Chicago had an image problem long before January 2013, when 15-year-old Hadiya Pendleton was gunned down in the South Side neighborhood of Kenwood. Because Pendleton had performed at President Obama’s inauguration a week earlier, and because it was already the 42nd Chicago homicide that year, the national media fixated on the tragedy. The city didn’t have a violence problem, but an “epidemic.”

Meanwhile, two New York filmmakers, Marc Levin and Mark Benjamin (Brick City), were casting about for their next project. “After the teacher strike in the fall of 2012 and the spike in homicides, we said, ‘Wow, all these issues that are in play across America are reaching a boiling point in Chicago,’ ” recalls Levin. “All eyes were pointed in [Chicago’s] direction.”

It took them only six months to pitch a docuseries about Chicago to CNN, secure two megawatt producers (Robert Redford and Laura Michalchyshyn), and sell Rahm Emanuel on the idea of letting them trail him as the cameras rolled. Emanuel agreed—he must have known he’d end up looking good—and by March 2013, the directors had set up camp for nine months in the Loop.

The series, which premieres on March 6, comes off like a love letter to both Emanuel, whom the pair followed closely as he prepared to close 54 public schools, and Garry McCarthy, superintendent of the Chicago Police Department, with whom Levin and Benjamin had become friendly while filming their 2009 series Brick City. “[McCarthy’s] life is a seven-day-a-week effort to figure out the magic sauce that can reduce [crime],” says Benjamin.

And while it will be tempting for anyone who has lived here longer than nine months to write off Chicagoland as myopic, there are times when the series shines. Such as when Dominique Brooks, a sixth grader at Manierre Elementary School in Old Town, talks about the gang lines she’d have to cross on her way to Jenner Academy if the mayor shut down her school. “We can’t even walk that way. . . . We’ll just get jumped on. I’m just so scared,” she says with tears in her eyes. (Manierre was one of five schools rescued from the list.)

Or when Liz Dozier, principal of Fenger High School in Roseland, where honor student Derrion Albert’s brutal beating was caught on video in 2009, tries to uncover the details of a shooting on schools grounds. “You learn what it means to be in an urban school like this and to be on the frontline,” says Levin. “You’re a social worker. You’re a doctor. You’re a detective.”
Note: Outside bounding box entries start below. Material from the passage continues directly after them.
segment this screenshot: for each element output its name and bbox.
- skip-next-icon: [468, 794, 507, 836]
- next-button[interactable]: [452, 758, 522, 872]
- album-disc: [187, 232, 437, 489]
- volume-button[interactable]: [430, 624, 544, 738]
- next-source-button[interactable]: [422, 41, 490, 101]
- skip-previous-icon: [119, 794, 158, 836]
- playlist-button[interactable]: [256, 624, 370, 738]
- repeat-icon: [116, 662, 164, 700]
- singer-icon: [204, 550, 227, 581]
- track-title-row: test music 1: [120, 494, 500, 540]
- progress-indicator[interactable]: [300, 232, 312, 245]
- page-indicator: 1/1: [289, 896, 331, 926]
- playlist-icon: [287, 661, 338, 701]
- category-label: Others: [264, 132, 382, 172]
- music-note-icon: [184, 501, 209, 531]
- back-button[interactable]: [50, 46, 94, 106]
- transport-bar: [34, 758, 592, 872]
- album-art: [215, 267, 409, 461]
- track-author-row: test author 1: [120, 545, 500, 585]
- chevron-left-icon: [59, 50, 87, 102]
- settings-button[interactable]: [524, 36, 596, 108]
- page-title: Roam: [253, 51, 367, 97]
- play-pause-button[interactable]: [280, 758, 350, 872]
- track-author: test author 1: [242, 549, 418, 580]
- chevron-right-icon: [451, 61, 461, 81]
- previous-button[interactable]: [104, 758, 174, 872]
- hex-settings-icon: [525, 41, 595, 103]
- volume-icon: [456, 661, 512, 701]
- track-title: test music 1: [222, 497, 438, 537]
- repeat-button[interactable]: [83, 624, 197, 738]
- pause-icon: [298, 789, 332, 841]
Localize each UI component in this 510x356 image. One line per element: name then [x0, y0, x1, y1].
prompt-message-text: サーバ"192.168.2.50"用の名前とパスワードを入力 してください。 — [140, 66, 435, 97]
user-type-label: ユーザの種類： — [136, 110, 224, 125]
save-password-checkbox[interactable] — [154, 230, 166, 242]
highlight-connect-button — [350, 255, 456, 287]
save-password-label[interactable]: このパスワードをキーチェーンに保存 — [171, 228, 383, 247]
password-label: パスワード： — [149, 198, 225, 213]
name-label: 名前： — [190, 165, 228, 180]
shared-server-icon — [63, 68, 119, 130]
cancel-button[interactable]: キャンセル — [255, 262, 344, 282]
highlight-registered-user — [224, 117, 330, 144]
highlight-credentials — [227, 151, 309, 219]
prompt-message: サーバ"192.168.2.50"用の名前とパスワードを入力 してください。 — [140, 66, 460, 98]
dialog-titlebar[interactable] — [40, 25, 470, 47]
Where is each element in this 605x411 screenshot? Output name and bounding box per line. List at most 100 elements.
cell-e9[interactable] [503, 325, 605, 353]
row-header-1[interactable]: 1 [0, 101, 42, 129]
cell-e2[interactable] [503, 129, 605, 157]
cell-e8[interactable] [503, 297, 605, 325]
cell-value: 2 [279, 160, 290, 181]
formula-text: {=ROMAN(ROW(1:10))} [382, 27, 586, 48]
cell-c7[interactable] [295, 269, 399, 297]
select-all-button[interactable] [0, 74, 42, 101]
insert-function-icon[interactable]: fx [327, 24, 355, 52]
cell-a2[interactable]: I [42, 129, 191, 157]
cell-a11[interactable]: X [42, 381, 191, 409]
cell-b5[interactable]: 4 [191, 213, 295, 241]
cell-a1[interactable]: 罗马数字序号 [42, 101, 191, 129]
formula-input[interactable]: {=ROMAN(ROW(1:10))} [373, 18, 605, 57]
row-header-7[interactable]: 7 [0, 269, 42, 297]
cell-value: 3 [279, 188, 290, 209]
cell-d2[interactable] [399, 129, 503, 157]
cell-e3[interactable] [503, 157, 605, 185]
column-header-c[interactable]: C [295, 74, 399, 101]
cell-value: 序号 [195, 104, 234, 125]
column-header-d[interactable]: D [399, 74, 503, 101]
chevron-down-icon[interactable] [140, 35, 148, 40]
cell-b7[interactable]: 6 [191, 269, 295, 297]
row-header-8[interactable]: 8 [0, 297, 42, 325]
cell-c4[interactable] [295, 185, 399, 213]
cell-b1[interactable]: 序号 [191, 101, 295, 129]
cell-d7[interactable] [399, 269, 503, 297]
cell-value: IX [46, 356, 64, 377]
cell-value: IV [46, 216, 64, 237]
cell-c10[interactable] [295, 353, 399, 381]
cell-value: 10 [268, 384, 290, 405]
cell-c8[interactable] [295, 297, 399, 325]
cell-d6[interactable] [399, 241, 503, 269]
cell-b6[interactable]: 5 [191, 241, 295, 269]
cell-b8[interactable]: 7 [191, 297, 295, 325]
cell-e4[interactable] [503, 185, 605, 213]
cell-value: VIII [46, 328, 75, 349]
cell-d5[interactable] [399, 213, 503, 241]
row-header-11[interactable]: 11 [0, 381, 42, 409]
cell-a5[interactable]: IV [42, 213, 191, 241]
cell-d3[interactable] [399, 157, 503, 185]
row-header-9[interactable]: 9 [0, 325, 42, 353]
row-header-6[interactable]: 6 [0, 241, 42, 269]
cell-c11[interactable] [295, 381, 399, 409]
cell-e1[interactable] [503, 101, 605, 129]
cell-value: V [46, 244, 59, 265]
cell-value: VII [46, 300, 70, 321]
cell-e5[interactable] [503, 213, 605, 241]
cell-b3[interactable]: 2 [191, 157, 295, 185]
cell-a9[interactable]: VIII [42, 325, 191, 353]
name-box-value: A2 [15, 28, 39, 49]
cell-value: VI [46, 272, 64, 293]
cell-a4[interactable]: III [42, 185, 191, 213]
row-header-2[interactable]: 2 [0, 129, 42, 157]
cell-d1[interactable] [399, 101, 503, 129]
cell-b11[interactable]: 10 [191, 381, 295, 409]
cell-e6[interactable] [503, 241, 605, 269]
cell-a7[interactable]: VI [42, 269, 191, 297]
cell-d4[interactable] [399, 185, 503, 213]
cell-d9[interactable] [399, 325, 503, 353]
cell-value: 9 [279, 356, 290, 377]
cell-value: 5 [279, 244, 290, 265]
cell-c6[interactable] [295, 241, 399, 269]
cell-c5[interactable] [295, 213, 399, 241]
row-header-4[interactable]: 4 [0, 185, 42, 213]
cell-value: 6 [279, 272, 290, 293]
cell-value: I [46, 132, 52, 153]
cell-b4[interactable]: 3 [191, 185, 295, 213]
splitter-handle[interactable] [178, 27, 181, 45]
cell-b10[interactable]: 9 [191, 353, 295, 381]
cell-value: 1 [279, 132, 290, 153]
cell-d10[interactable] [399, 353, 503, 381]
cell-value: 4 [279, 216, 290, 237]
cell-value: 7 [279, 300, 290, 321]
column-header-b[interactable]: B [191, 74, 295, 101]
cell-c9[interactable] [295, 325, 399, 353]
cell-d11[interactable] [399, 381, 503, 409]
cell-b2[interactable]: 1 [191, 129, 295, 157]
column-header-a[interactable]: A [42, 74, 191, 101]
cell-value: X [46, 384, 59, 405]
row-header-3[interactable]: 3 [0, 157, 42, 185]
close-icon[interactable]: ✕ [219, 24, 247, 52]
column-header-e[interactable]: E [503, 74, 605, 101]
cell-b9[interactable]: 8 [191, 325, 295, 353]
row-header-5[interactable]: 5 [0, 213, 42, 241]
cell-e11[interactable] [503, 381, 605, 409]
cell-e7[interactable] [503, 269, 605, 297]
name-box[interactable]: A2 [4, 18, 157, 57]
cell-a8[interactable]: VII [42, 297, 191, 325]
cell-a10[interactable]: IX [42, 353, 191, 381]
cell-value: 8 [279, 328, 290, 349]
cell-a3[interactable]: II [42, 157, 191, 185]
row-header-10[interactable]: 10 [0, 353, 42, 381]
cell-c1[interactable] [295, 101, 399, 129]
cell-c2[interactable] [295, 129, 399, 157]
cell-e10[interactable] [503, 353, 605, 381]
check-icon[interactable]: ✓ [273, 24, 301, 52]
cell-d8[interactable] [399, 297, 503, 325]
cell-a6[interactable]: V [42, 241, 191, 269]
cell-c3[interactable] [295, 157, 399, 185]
Those are poignant moments, to be sure. But don’t expect any big surprises in Chicagoland. Public education and safety, the two controversial through lines of the series, have more sides than can be captured in eight hour-long segments (especially when some of that airtime shows Emanuel yukking it up courtside at a Bulls game or fedora-toting restaurateur Billy Dec in the club). It’s impossible for a nine-month tour of duty to capture a city’s ongoing narrative. Which is perhaps why at presstime the last four episodes were still being edited. Even Chicagoland’s producers seem unable to figure out exactly what Chicago’s story should be.